Tension is mounting between Israeli Prime Minister Benjamin Netanyahu and President Donald Trump's top advisers, with the US team growing "increasingly frustrated" by Netanyahu's attempts to undermine the peace process, Axios reported.
According to the report, the US president's inner circle, including Vice President JD Vance, Secretary of State Marco Rubio, Trump's son-in-law Jared Kushner, peace envoy Steve Witkoff, and White House chief of staff Susie Wiles, has become deeply aggravated, believing Netanyahu is "slow-walking" the agreement and actively taking steps to undermine the ceasefire in Gaza.
An Israeli official said, however, that Rubio is closer to Netanyahu's position than Witkoff and Kushner's.
A White House official indicated that Netanyahu has essentially "lost" the backing of Trump's core team, though the president himself, while wanting the deal to move "faster," remains the only key supporter.
"It's JD, Marco, Jared, Steve, Susie. He has lost them. The only one he has left is the president, who still likes him, but even he wants to see the Gaza deal moving faster than it is right now," the White House official told Axios.
Netanyahu has reportedly expressed specific scepticism regarding the proposals put forward by Witkoff and Kushner, particularly their concepts for the demilitarisation of Gaza, a core component of the multi-phase plan.
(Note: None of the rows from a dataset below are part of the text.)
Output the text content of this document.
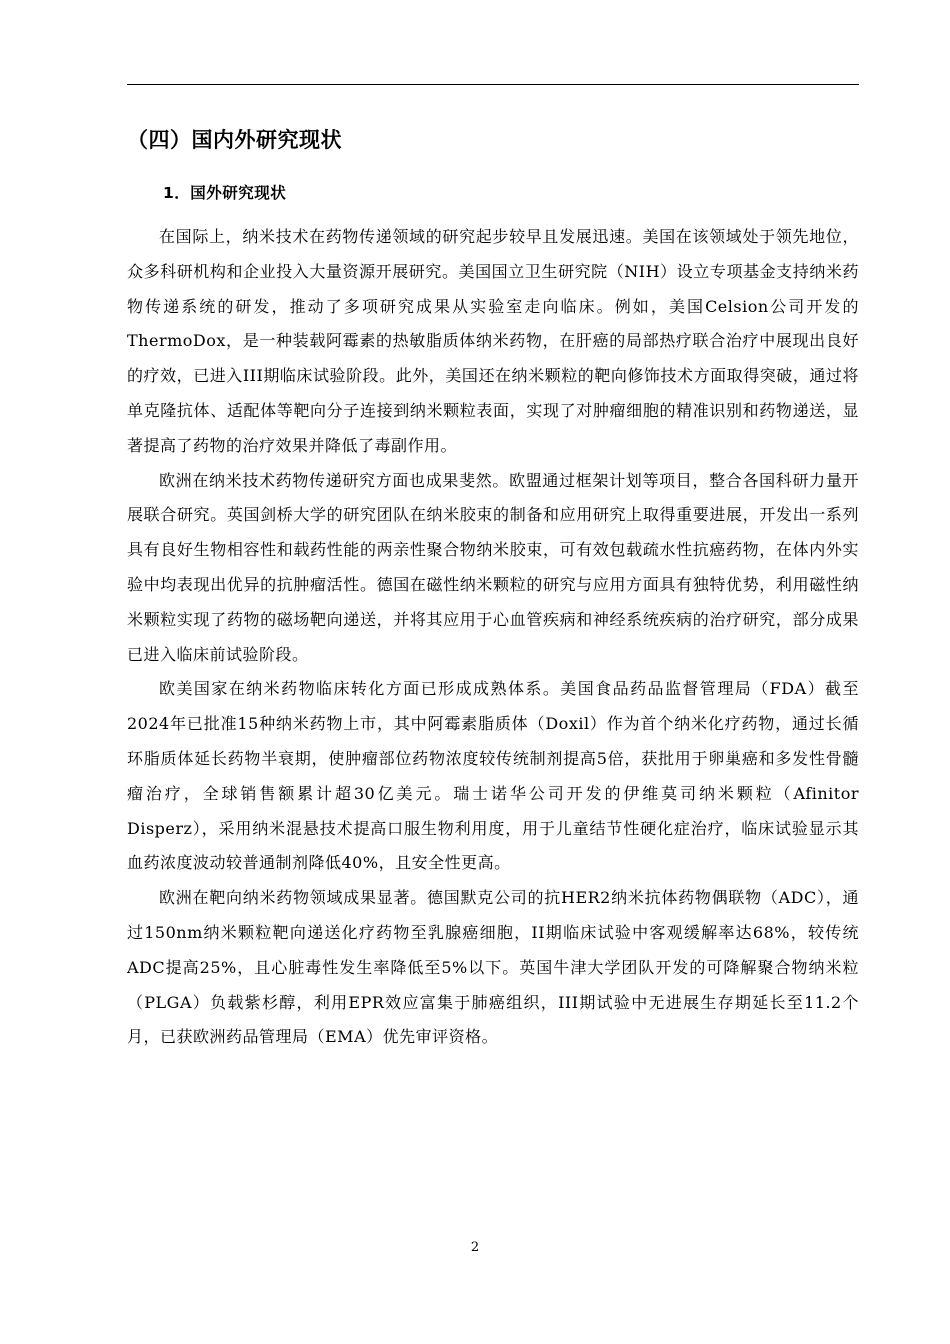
（四）国内外研究现状
1．国外研究现状

在国际上，纳米技术在药物传递领域的研究起步较早且发展迅速。美国在该领域处于领先地位，众多科研机构和企业投入大量资源开展研究。美国国立卫生研究院（NIH）设立专项基金支持纳米药物传递系统的研发，推动了多项研究成果从实验室走向临床。例如，美国Celsion公司开发的ThermoDox，是一种装载阿霉素的热敏脂质体纳米药物，在肝癌的局部热疗联合治疗中展现出良好的疗效，已进入III期临床试验阶段。此外，美国还在纳米颗粒的靶向修饰技术方面取得突破，通过将单克隆抗体、适配体等靶向分子连接到纳米颗粒表面，实现了对肿瘤细胞的精准识别和药物递送，显著提高了药物的治疗效果并降低了毒副作用。

欧洲在纳米技术药物传递研究方面也成果斐然。欧盟通过框架计划等项目，整合各国科研力量开展联合研究。英国剑桥大学的研究团队在纳米胶束的制备和应用研究上取得重要进展，开发出一系列具有良好生物相容性和载药性能的两亲性聚合物纳米胶束，可有效包载疏水性抗癌药物，在体内外实验中均表现出优异的抗肿瘤活性。德国在磁性纳米颗粒的研究与应用方面具有独特优势，利用磁性纳米颗粒实现了药物的磁场靶向递送，并将其应用于心血管疾病和神经系统疾病的治疗研究，部分成果已进入临床前试验阶段。

欧美国家在纳米药物临床转化方面已形成成熟体系。美国食品药品监督管理局（FDA）截至2024年已批准15种纳米药物上市，其中阿霉素脂质体（Doxil）作为首个纳米化疗药物，通过长循环脂质体延长药物半衰期，使肿瘤部位药物浓度较传统制剂提高5倍，获批用于卵巢癌和多发性骨髓瘤治疗，全球销售额累计超30亿美元。瑞士诺华公司开发的伊维莫司纳米颗粒（Afinitor Disperz），采用纳米混悬技术提高口服生物利用度，用于儿童结节性硬化症治疗，临床试验显示其血药浓度波动较普通制剂降低40%，且安全性更高。

欧洲在靶向纳米药物领域成果显著。德国默克公司的抗HER2纳米抗体药物偶联物（ADC），通过150nm纳米颗粒靶向递送化疗药物至乳腺癌细胞，II期临床试验中客观缓解率达68%，较传统ADC提高25%，且心脏毒性发生率降低至5%以下。英国牛津大学团队开发的可降解聚合物纳米粒（PLGA）负载紫杉醇，利用EPR效应富集于肺癌组织，III期试验中无进展生存期延长至11.2个月，已获欧洲药品管理局（EMA）优先审评资格。

2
Aware of the disagreement with the US staff, Netanyahu's approach for the upcoming Monday meeting in Mar-a-Lago is to appeal directly to Trump, hoping to persuade him to adopt his own, more hawkish, viewpoint, a senior Israeli official told the news outlet.

Ceasefire violations
Phase one of the deal, which came into force on October 10, included the release of Israeli hostages in exchange for Palestinian prisoners.
Israel has failed to fully meet commitments under the first phase of the agreement, particularly a halt to hostilities, as Israeli forces have continued to launch attacks.
Earlier, Israel killed a Palestinian in Gaza in another violation of the deal, taking the death toll since the ceasefire took place to 412 and 1,118 wounded.
The second phase includes forming a temporary technocratic committee to administer Gaza, launching reconstruction efforts, establishing a peace council, creating an international force, further Israeli troop withdrawals from the territory, and the disarmament of Hamas.
Israel killed over 70,000 Palestinians, mostly women and children, in its carnage in Gaza since October 2023.
It has reduced most of the blockaded enclave to ruins, and practically displaced all of the population.
The UN estimates the cost of reconstructing Gaza at about $70 billion as a result of the Israeli genocide.